Bennett’s journey into entrepreneurship began, unbelievably, after a disastrous first few weeks at college in Louisiana.

“I went [off to college], but football and beer kind of jammed that whole plan up,” he recalled. “I partied myself out. After a semester, I came back and was at my parents’ house for a few weeks. I went stir crazy; I didn’t want any more school.”

What he did want was to maintain his lifelong hobby of fishing. He up and moved to the Outer Banks, even sleeping out of his car for a spell, before landing a job at a boatyard. From there, he met some fishermen and went long-lining.

The adventure turned into a nearly five-year stint as a commercial fisherman.

“I learned the meaning of hard work and sticking with something, even when it’s not going so right,” he said. “You just have to keep after it. I really loved it. Some days I miss it. I met a lot of good people who are mentors to me in life. I don’t regret a moment of it.”

That same time, a friend’s father was running an oyster farm, and the concept intrigued him. He moved home and decided to take the plunge, going into the oyster-farming business for himself in 2014.
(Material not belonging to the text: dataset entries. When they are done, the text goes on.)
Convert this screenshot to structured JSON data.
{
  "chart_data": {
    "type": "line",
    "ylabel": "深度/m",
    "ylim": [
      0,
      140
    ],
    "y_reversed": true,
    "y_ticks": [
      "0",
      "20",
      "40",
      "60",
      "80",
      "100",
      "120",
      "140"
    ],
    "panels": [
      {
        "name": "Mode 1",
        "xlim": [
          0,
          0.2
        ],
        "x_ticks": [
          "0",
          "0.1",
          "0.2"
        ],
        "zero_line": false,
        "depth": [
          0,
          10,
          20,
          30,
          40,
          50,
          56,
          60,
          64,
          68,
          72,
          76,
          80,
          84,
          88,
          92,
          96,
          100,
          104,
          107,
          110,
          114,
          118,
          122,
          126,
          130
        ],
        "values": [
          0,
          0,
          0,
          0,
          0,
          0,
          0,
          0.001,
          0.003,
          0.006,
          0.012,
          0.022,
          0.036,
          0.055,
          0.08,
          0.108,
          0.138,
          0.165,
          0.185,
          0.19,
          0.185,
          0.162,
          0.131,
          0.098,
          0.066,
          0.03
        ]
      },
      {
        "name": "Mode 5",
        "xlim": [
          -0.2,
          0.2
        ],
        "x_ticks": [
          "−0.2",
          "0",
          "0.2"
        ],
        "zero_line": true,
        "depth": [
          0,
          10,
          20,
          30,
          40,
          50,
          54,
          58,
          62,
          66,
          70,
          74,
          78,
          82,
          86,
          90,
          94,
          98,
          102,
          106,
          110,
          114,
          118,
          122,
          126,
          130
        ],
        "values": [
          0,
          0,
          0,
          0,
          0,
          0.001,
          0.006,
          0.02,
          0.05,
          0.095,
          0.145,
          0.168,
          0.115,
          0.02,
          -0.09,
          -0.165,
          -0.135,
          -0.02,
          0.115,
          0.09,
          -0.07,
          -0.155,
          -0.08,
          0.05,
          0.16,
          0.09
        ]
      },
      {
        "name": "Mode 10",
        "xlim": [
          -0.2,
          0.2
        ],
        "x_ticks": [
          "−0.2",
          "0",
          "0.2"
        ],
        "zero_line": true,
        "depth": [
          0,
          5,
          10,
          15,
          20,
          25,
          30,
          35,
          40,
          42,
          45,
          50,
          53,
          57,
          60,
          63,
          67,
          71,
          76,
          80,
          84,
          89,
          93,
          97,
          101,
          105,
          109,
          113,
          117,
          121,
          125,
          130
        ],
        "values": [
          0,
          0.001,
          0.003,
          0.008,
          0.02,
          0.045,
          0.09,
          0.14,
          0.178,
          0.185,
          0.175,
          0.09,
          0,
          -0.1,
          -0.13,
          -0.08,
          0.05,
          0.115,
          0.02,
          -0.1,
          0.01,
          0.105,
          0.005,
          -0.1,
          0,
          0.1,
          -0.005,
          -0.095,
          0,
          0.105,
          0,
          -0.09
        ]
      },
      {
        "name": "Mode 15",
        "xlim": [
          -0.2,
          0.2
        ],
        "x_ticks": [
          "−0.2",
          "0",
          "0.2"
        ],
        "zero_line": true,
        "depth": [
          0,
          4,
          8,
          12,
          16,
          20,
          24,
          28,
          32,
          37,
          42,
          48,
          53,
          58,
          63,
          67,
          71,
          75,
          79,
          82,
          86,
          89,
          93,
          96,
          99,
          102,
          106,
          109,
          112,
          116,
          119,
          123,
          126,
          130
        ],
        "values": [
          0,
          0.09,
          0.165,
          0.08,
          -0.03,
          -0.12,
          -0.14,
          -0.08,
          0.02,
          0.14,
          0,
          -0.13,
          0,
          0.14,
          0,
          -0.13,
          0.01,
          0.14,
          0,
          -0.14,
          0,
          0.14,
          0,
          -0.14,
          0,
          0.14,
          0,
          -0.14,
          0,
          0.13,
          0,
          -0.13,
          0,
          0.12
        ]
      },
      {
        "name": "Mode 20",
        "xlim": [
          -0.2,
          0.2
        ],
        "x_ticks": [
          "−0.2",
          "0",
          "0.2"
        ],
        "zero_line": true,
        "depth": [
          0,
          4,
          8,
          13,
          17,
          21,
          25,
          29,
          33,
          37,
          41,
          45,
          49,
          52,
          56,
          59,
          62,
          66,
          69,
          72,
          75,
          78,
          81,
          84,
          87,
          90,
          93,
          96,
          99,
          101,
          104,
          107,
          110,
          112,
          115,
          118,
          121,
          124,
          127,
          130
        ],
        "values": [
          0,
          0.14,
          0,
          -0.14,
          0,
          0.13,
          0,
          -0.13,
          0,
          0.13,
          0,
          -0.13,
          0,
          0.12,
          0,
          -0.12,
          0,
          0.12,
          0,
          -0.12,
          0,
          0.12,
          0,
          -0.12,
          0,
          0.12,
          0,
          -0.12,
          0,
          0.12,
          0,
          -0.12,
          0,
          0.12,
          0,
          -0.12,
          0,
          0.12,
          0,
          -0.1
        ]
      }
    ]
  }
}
Ramping up his operation in the waters off Public Landing in Worcester County, Bennett bought the oyster seed and constructed his own oyster cages by hand. He even built his own boat, inside an abandoned chicken house, a plank-on-frame dead rise, which he named Audrey Grace, after his little sister.

It took about 18 months before he had any product to sell, but Mumford Shellfish finally started bringing oysters to market in the fall of 2015. His success led to bigger accounts, which in turn gave him the capacity to get to the next level of sales.

Today, Mumford Shellfish has as many as six full-time, in-season employees and two fishing boats. At its peak, Bennett ships large volumes of oysters from a warehouse to about 40 customers, as far away as Miami. He preaches having a consistent product — same size, same flavor — and always having something to sell when your customers really need it. 

“I really do love what I do. What I really like is dealing with people. I like the customers I sell to. It started out with random people I cold-called who eventually become friends; I know their families. When they come to Ocean City, I see them on vacation,” he said.

Getting hungry? You can find Bennett Mumford’s Salt Shakers, a consistently full- bodied oyster with a salt-brine finish, on the menu at Harrison’s Harbor Watch, Seacrets, Fager’s Island, Marlin Moon Restaurant and SoDel Concepts restaurants, among other regular clients.

When asked what he wants people to know about his business, he pivots passionately to the act of eating an oyster.

“The most important thing with eating farm-raised oysters,” he said, “is learning how to shuck oysters correctly. Shuck from the front and the side is the best way. The biggest misconception is that they’re hard to shuck — they’re not. It’s just a technique thing. It’s pretty easy once you learn.”